Protests have been ongoing for about three-months, as workers demand a greater share of the oil wealth while the government has tried to reach a deal in order to reinvigorate Libya’s oil industry.
Protests began this summer in Libya’s eastern ports, with workers threatening to make their own arrangements for shipments, but spread to facilities in the west in the autumn.
A brief easing of situation in the western ports meant that exports recovered to around 450,000 bpd over the last month, still far short of Libya’s apacity of around 1.25 million bpd before the 2011 revolution against the Qaddafi regime.
Now only the offshore platforms of Bouri and Al Jurf are operational.

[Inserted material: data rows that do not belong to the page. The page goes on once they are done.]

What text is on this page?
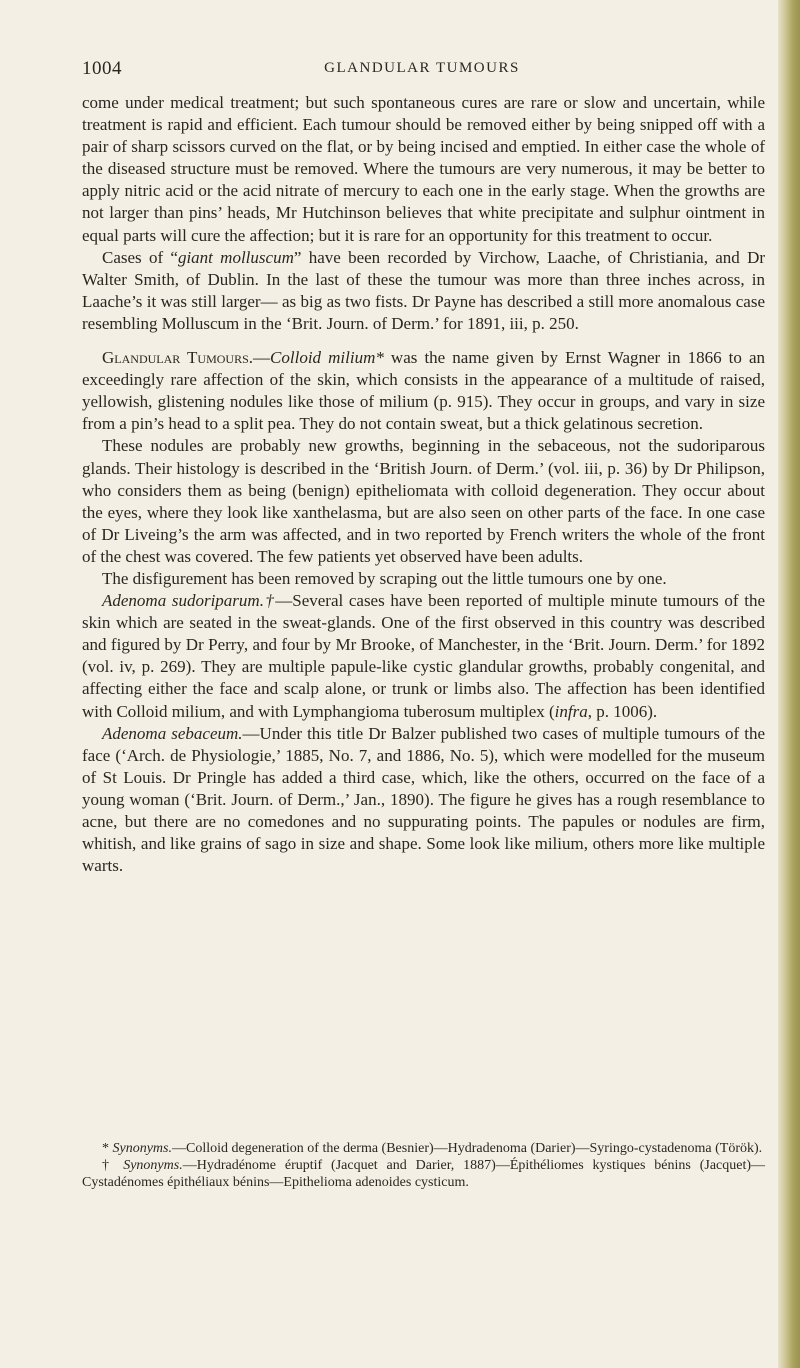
1004	GLANDULAR TUMOURS

come under medical treatment; but such spontaneous cures are rare or slow and uncertain, while treatment is rapid and efficient. Each tumour should be removed either by being snipped off with a pair of sharp scissors curved on the flat, or by being incised and emptied. In either case the whole of the diseased structure must be removed. Where the tumours are very numerous, it may be better to apply nitric acid or the acid nitrate of mercury to each one in the early stage. When the growths are not larger than pins’ heads, Mr Hutchinson believes that white precipitate and sulphur ointment in equal parts will cure the affection; but it is rare for an opportunity for this treatment to occur.

Cases of “giant molluscum” have been recorded by Virchow, Laache, of Christiania, and Dr Walter Smith, of Dublin. In the last of these the tumour was more than three inches across, in Laache’s it was still larger— as big as two fists. Dr Payne has described a still more anomalous case resembling Molluscum in the ‘Brit. Journ. of Derm.’ for 1891, iii, p. 250.

Glandular Tumours.—Colloid milium* was the name given by Ernst Wagner in 1866 to an exceedingly rare affection of the skin, which consists in the appearance of a multitude of raised, yellowish, glistening nodules like those of milium (p. 915). They occur in groups, and vary in size from a pin’s head to a split pea. They do not contain sweat, but a thick gelatinous secretion.

These nodules are probably new growths, beginning in the sebaceous, not the sudoriparous glands. Their histology is described in the ‘British Journ. of Derm.’ (vol. iii, p. 36) by Dr Philipson, who considers them as being (benign) epitheliomata with colloid degeneration. They occur about the eyes, where they look like xanthelasma, but are also seen on other parts of the face. In one case of Dr Liveing’s the arm was affected, and in two reported by French writers the whole of the front of the chest was covered. The few patients yet observed have been adults.

The disfigurement has been removed by scraping out the little tumours one by one.

Adenoma sudoriparum.†—Several cases have been reported of multiple minute tumours of the skin which are seated in the sweat-glands. One of the first observed in this country was described and figured by Dr Perry, and four by Mr Brooke, of Manchester, in the ‘Brit. Journ. Derm.’ for 1892 (vol. iv, p. 269). They are multiple papule-like cystic glandular growths, probably congenital, and affecting either the face and scalp alone, or trunk or limbs also. The affection has been identified with Colloid milium, and with Lymphangioma tuberosum multiplex (infra, p. 1006).

Adenoma sebaceum.—Under this title Dr Balzer published two cases of multiple tumours of the face (‘Arch. de Physiologie,’ 1885, No. 7, and 1886, No. 5), which were modelled for the museum of St Louis. Dr Pringle has added a third case, which, like the others, occurred on the face of a young woman (‘Brit. Journ. of Derm.,’ Jan., 1890). The figure he gives has a rough resemblance to acne, but there are no comedones and no suppurating points. The papules or nodules are firm, whitish, and like grains of sago in size and shape. Some look like milium, others more like multiple warts.

* Synonyms.—Colloid degeneration of the derma (Besnier)—Hydradenoma (Darier)—Syringo-cystadenoma (Török).

† Synonyms.—Hydradénome éruptif (Jacquet and Darier, 1887)—Épithéliomes kystiques bénins (Jacquet)—Cystadénomes épithéliaux bénins—Epithelioma adenoides cysticum.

“The latest protests look to be by the same groups with which the government has previously tried to make concessions, so that suggests either the promises have not materialised or the groups are now pushing for more,” analyst Richard Mallinson said.
“Meanwhile, the guards who control the main central/eastern terminals do not show any signs of backing down.”
Libyan Foreign Minister Mohammed Abdelaziz said on Monday that the situation was serious but is a “temporary” state of affairs:
We hope to solve this as soon as possible. We have to get the message to the people that this (oil) is their bread and butter that we have to fight for,” he told Reuters after making a speech in Zurich. “I am hopeful this can be resolved without resorting to arms.